The last big change was a drastic one in 2015 when the F-150 went to an almost entirely aluminum body. Since then, there have been some minor updates to the powertrain. For the 2018 model, debuting at the 2017 North American International Auto Show in Detroit, we've seen the biggest styling change to the truck since the 2015 redesign. Some of these design changes are meant to bring the F-150 more stylistically in line with the look of the new 2017 Super Duty, and I'm pleased to say that they work quite well.
The original horse-collar-style grille on the 2015 F-150 always looked a little too imposing to me. It made the truck seem ungainly and tall, but the new grille and headlight designs on the F-150 are much more horizontally oriented, giving the truck a lower, wider, more planted look.
There are new grille designs for each of the F-150's seven trim levels; higher trims get the "twin I-beam" design and lower trims and some Sport packages get a large mesh opening with "nostrils." But even these seven designs can be modified with paint and coatings to create much greater differentiation between trim levels. Enthusiasts will likely amuse themselves by learning the different ones and playing "spot the Platinum" when these trucks hit the streets in the fall.
At the rear of the truck, there's a massive new F-150 logo stamped into the tailgate sheet metal on lesser trim levels, probably a nod to Toyota and Ram, which have been stamping nameplates and huge logos on tailgates for a couple years now. On Lariat and higher trim levels, that stamped logo is replaced by a plastic applique trim piece.
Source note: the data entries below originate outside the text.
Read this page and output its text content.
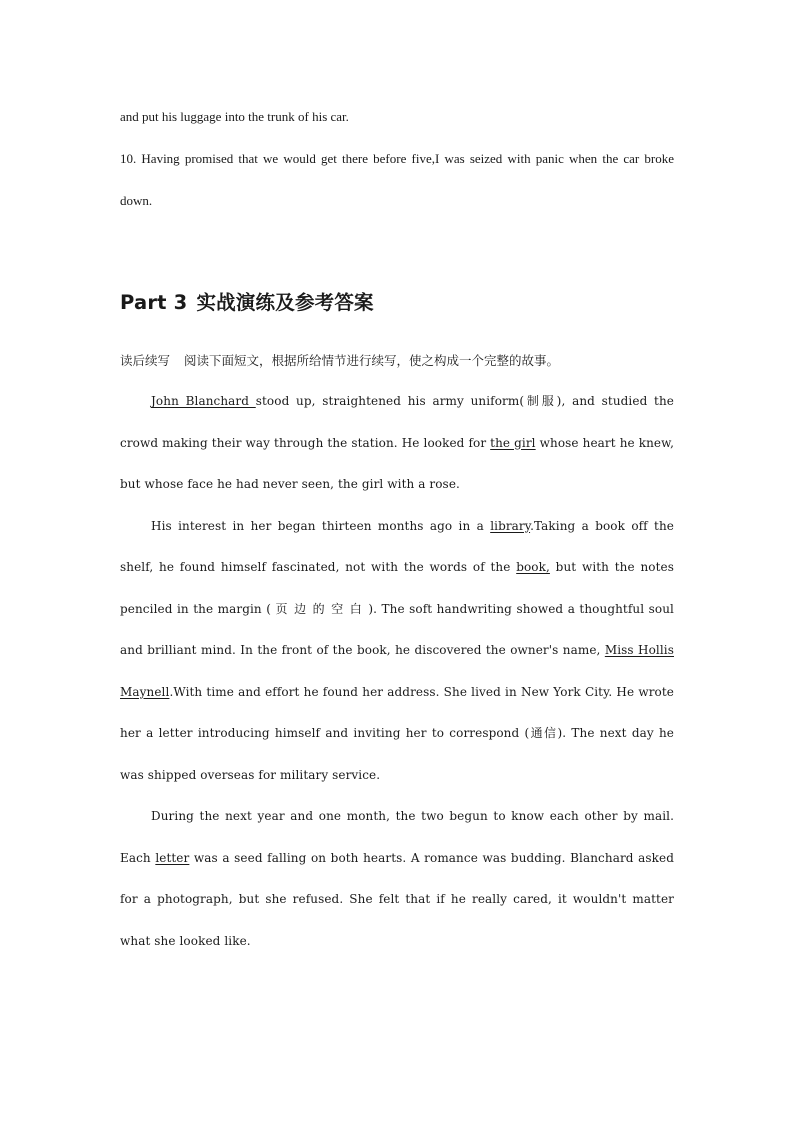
and put his luggage into the trunk of his car.
10. Having promised that we would get there before five,I was seized with panic when the car broke down.
Part 3 实战演练及参考答案
读后续写 阅读下面短文，根据所给情节进行续写，使之构成一个完整的故事。

John Blanchard stood up, straightened his army uniform(制服), and studied the crowd making their way through the station. He looked for the girl whose heart he knew, but whose face he had never seen, the girl with a rose.

His interest in her began thirteen months ago in a library.Taking a book off the shelf, he found himself fascinated, not with the words of the book, but with the notes penciled in the margin ( 页边的空白). The soft handwriting showed a thoughtful soul and brilliant mind. In the front of the book, he discovered the owner's name, Miss Hollis Maynell.With time and effort he found her address. She lived in New York City. He wrote her a letter introducing himself and inviting her to correspond (通信). The next day he was shipped overseas for military service.

During the next year and one month, the two begun to know each other by mail. Each letter was a seed falling on both hearts. A romance was budding. Blanchard asked for a photograph, but she refused. She felt that if he really cared, it wouldn't matter what she looked like.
The F-150 logo was removed for those trims, a Ford designer said, because it looked too busy with the applique and trim level script.
There isn't much to talk about inside, as the only visual changes are the addition of Apple CarPlay and Android Auto to the Sync 3 multimedia system, some new leather colors on the higher trims, new seats for the King Ranch and a new B&O Play premium audio option.
As to the new additions under the hood, we're stoked. However, we'll have to wait a bit longer to see just what kind of improvements the new powertrains will feature. The all-new base 3.3-liter naturally aspirated V-6 seems small for a truck this size, but Ford insists that it's an advanced engine with the same power and torque as the outgoing 3.5-liter V-6, but with better fuel economy. The one we all want to drive is the new turbo-diesel 3.0-liter, but that's not arriving until nearly nine months after the 2018 F-150 hits dealerships in fall of 2017.
The new look for the 2018 F-150 is subtle but attractive, creating a better-looking pickup than the one it replaces. With a 10-speed automatic transmission and powerful turbocharged engines across most of the lineup, it should be just as appealing to drive.